Una posizione che ci sentiamo di sposare perchè, in primis, in qualifica si utilizzano pressioni diverse ed i controlli invece sono previsti nel pre-gara. Ricordiamo poi che Hamilton a Monza, prima della gara, era al di sotto della pressione minima di soli 0,3 psi, forse un po’ troppo poco per giustificare certe differenze prestazionali. Rosberg a Monza era invece sotto la pressione di 1,1 psi ma non possiamo certo prenderlo come termine di paragone visti i problemi al motore ed il conseguente ritiro. Che ora  l’innalzamento di pochi psi porti la Mercedes da un vantaggio vicino al secondo sulla concorrenza, ad un ritardo di quasi due, sembra veramente un poco improbabile. Non è un mistero infatti che le frecce d’argento hanno sempre digerito male la fornitura di mescole soft, per gli assetti più aggressivi che solitamente utilizzano, pertanto non sorprende che su un cittadino dalle caratteristiche particolari abbiano sofferto. Tuttavia è opportuno fare una considerazione sia sul regolamento che sul costruttore Pirelli. 

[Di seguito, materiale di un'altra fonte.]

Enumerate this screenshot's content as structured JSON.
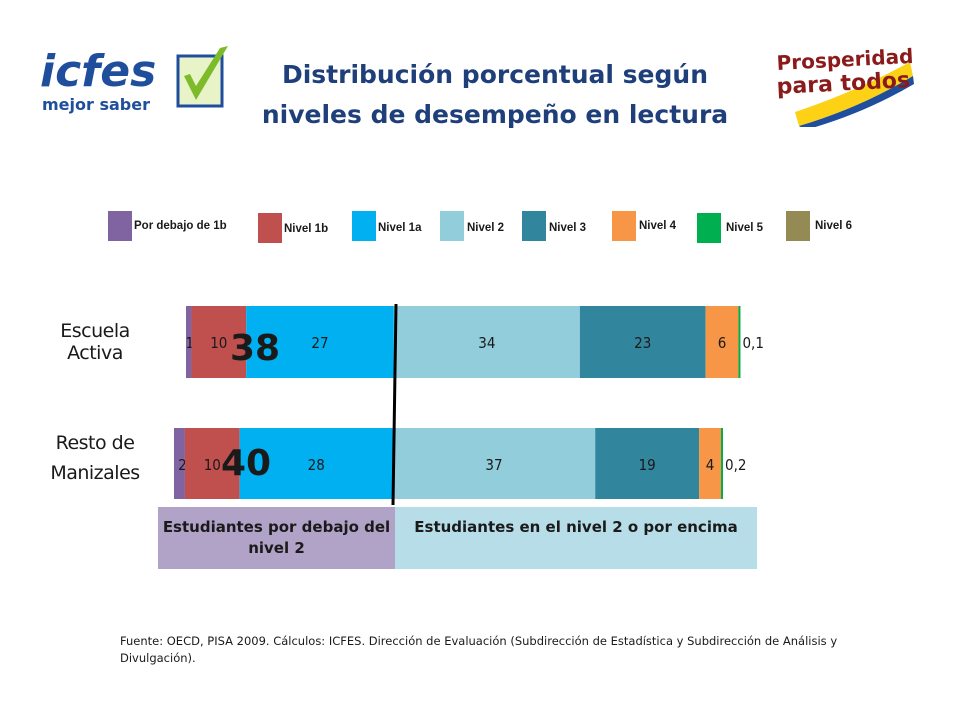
{
  "title_lines": [
    "Distribución porcentual según",
    "niveles de desempeño en lectura"
  ],
  "logos": {
    "left": {
      "text_main": "icfes",
      "text_sub": "mejor saber"
    },
    "right": {
      "line1": "Prosperidad",
      "line2": "para todos"
    }
  },
  "colors": {
    "below_box": "#b1a2c8",
    "above_box": "#b7dee8",
    "title": "#1f3f7a"
  },
  "chart_data": {
    "type": "bar",
    "orientation": "horizontal",
    "stacked": true,
    "categories": [
      "Escuela Activa",
      "Resto de Manizales"
    ],
    "series": [
      {
        "name": "Por debajo de 1b",
        "color": "#8064a2",
        "values": [
          1,
          2
        ],
        "labels": [
          "1",
          "2"
        ]
      },
      {
        "name": "Nivel 1b",
        "color": "#c0504d",
        "values": [
          10,
          10
        ],
        "labels": [
          "10",
          "10"
        ]
      },
      {
        "name": "Nivel 1a",
        "color": "#00b0f0",
        "values": [
          27,
          28
        ],
        "labels": [
          "27",
          "28"
        ]
      },
      {
        "name": "Nivel 2",
        "color": "#92cddc",
        "values": [
          34,
          37
        ],
        "labels": [
          "34",
          "37"
        ]
      },
      {
        "name": "Nivel 3",
        "color": "#31859c",
        "values": [
          23,
          19
        ],
        "labels": [
          "23",
          "19"
        ]
      },
      {
        "name": "Nivel 4",
        "color": "#f79646",
        "values": [
          6,
          4
        ],
        "labels": [
          "6",
          "4"
        ]
      },
      {
        "name": "Nivel 5",
        "color": "#00b050",
        "values": [
          0.1,
          0.2
        ],
        "labels": [
          "0,1",
          "0,2"
        ]
      },
      {
        "name": "Nivel 6",
        "color": "#948a54",
        "values": [
          0,
          0
        ],
        "labels": [
          "",
          ""
        ]
      }
    ],
    "annotations": {
      "below_level2_totals": [
        "38",
        "40"
      ],
      "below_box_label": "Estudiantes por debajo del nivel 2",
      "above_box_label": "Estudiantes en el nivel 2 o por encima"
    },
    "legend_position": "top",
    "grid": false
  },
  "footer": "Fuente: OECD, PISA 2009. Cálculos: ICFES. Dirección de Evaluación (Subdirección de Estadística y Subdirección de Análisis y Divulgación)."
}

Per quanto concerne il tema regolamentare è evidente che c’era un bel bug, prima del round in Belgio, dal momento che si consigliavano dei parametri ma poi si era liberi di utilizzare quelli ritenuti ideali dai team. Da Monza le cose sono cambiate e per l’ennesima volta ci si è trovati a registrare un’altra regola cambiata  in corso d’opera. A questo si aggiunge l’azienda italiana (Pirelli) che doveva e deve porre maggiore attenzione alle variazioni del proprio prodotto nel corso di un campionato. Nel 2013, infatti, il costruttore variò la struttura interna della gomma, passando dall’acciaio al Kevlar dando vita ad una striscia impressionante di successi per la Red Bull (11 vittorie in 10 GP) e sfavorendo macchine come Ferrari e Lotus che avevano basato sulla salvaguardia dello pneumatico, in condizioni complicate, il proprio credo.

In questo senso, tali sviluppi potrebbero ricrearsi. Al di là delle relazioni che vi possono essere tra i valori delle gomme e la debacle Mercedes, infatti, è inaccettabile che una squadra veda, in qualche modo, sconvolto il proprio lavoro da regolamenti che cambiano per sedicenti motivazioni di sicurezza. Trovandoci in un regime di monogomma avrebbe più senso che fossero proprio i team ad adoperarsi nella scelta delle mescole per far sì che la competizione venga alimentata e non standardizzata.

A chiosa, Suzuka sarà un bel banco di prova per verificare come e quanto la particolarità di Marina Bay abbia inciso sulle monoposto di Stoccarda e se il termine pressione verrà utilizzato per identificare un parametro legato alle gomme o alla psicologia per la vicinanza della Ferrari.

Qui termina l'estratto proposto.